AZ Community Property, Commingling and Cooties

Written by: Stefano Ceroni

Even if they know and understand AZ community property laws, divorcing couples often assume that if a party owns a financial account or vehicle that is solely in one person’s name, the spouse has no rightful claim to that asset.

Unfortunately, these people have once again forgotten the true definition of the word ASS-U-ME.

That’s right, when you assume, you always make an A$$ out of both U and ME. That’s because according to AZ community property laws, both parties are entitled to an equitable share of all assets (and debts) acquired during the marriage regardless of whose name the asset (or debt) is in.

What does community property have to do with the cooties?
What does community property have to do with the cooties?

Now, as with any good rule, there are a few noteworthy exceptions. Under AZ community property laws, any property that is acquired either by gift, devise or descent (even if it is acquired during the marriage) is considered the acquiring party’s sole and separate property.

BUT, the discussion on sole and separate property does not stop there. This is because in Arizona, as well as many other community property states, sole and separate property does not always maintain it’s sole and separate character.  In fact, it can very easily be transformed into community property without the parties ever realizing it.

For example, let’s say you inherit $10,000 in cash from your father’s estate during your marriage.  Well, as we already know, that $10,000 is your sole and separate property according to AZ community property laws on the topic. But wait! What if you deposit that $10,000 into a bank account that you set up in your name only? Well, at that point, it’s still your sole and separate property. But wait one more second! What if you start to put your pay checks into that bank account and start using those funds to pay for groceries and home repairs?

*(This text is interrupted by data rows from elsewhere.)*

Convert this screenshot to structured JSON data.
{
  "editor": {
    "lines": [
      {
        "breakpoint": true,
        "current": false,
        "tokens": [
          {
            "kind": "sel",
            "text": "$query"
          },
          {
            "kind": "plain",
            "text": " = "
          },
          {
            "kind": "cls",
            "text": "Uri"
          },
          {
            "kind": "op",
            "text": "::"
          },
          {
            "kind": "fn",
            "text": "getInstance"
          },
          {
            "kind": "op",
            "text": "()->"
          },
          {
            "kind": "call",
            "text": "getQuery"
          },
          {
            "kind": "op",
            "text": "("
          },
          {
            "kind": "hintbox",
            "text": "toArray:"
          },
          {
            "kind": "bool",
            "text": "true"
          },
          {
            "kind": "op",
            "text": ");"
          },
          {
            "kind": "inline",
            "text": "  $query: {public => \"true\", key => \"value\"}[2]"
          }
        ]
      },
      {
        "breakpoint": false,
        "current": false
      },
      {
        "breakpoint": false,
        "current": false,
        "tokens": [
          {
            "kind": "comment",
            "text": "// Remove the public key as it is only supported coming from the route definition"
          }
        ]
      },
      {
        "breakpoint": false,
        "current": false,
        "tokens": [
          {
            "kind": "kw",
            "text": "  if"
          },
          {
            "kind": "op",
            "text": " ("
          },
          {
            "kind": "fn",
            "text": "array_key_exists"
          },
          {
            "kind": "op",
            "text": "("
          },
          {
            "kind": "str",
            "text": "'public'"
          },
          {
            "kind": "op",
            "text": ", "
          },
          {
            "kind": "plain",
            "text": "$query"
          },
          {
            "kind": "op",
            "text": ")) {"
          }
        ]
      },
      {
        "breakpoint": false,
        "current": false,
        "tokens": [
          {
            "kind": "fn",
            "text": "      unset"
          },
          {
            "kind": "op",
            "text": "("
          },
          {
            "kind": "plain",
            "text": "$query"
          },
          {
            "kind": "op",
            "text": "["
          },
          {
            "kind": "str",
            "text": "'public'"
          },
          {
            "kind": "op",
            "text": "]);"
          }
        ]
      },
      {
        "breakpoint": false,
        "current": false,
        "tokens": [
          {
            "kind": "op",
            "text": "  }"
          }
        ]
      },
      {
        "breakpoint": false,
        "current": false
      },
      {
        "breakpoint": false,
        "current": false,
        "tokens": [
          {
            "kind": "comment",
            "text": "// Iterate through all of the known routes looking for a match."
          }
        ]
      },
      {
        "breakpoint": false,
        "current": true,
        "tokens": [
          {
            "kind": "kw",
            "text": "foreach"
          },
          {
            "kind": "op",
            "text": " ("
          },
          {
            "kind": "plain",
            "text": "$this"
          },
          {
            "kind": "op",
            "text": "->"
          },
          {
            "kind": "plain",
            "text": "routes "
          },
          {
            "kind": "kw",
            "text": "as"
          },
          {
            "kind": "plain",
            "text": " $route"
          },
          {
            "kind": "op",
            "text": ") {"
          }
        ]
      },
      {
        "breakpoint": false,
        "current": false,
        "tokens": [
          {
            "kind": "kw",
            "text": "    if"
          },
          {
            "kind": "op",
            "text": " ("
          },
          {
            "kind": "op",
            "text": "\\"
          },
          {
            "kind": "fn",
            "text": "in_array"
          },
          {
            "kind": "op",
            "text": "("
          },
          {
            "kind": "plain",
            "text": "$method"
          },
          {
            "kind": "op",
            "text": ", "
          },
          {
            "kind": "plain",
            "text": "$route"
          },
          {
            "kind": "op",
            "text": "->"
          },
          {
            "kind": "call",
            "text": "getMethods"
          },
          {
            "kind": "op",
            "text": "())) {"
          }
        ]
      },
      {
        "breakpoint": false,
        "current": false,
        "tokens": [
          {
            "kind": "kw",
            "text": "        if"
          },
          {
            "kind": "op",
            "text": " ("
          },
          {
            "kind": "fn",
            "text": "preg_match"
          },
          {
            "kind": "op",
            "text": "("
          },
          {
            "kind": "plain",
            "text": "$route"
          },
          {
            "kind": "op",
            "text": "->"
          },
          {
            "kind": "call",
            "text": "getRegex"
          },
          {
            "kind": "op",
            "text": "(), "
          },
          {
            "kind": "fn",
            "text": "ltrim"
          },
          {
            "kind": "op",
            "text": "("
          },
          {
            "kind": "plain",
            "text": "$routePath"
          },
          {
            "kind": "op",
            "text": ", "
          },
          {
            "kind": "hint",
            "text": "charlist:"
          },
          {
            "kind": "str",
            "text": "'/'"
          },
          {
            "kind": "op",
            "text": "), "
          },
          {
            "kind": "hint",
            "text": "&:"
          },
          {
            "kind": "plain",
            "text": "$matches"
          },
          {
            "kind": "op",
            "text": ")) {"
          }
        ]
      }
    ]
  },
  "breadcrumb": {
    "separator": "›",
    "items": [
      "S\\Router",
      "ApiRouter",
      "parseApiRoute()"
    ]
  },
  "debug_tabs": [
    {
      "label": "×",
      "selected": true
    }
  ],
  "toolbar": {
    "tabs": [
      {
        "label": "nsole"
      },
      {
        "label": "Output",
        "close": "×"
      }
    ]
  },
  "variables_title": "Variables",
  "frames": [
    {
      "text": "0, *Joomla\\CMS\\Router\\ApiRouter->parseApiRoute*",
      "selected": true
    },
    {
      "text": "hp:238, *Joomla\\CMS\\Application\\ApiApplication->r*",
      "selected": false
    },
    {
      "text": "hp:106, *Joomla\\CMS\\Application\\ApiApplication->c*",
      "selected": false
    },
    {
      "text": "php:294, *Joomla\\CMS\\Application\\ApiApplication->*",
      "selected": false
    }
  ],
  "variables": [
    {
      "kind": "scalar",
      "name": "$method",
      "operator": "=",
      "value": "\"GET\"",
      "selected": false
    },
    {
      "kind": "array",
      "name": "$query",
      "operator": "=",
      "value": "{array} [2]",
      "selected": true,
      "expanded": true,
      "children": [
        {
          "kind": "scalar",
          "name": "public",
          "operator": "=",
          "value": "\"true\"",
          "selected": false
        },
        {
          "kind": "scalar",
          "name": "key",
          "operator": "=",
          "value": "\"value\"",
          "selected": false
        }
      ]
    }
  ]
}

Well, now you’ve started down the scary and unpredictable path that is known in Arizona law as “commingling.”

When a party commingles his or her sole and separate property with community property, that person runs the risk of having a court consider the entire property to have been “transmuted.” What the heck does that mean?  Essentially, it means you have mixed-up the sole and separate property with the community property so much that nobody can decipher what funds are sole and separate and what funds are community. When this happens, AZ community property laws require that the entire asset now be deemed 100% community (unless the sole and separate funds can be “traced” through an often expensive, lengthy process). If the funds cannot be traced, your rights to that $10,000 bucks just got cut in half.

SO…the bottom line is this: to prevent your sole and separate property from ever being transformed into community property, keep it as far away from any community assets as possible.

Just think about it like an 8 year girl would.  In AZ, Community Property has “cooties”! And, we all know–you never want to get tagged with that.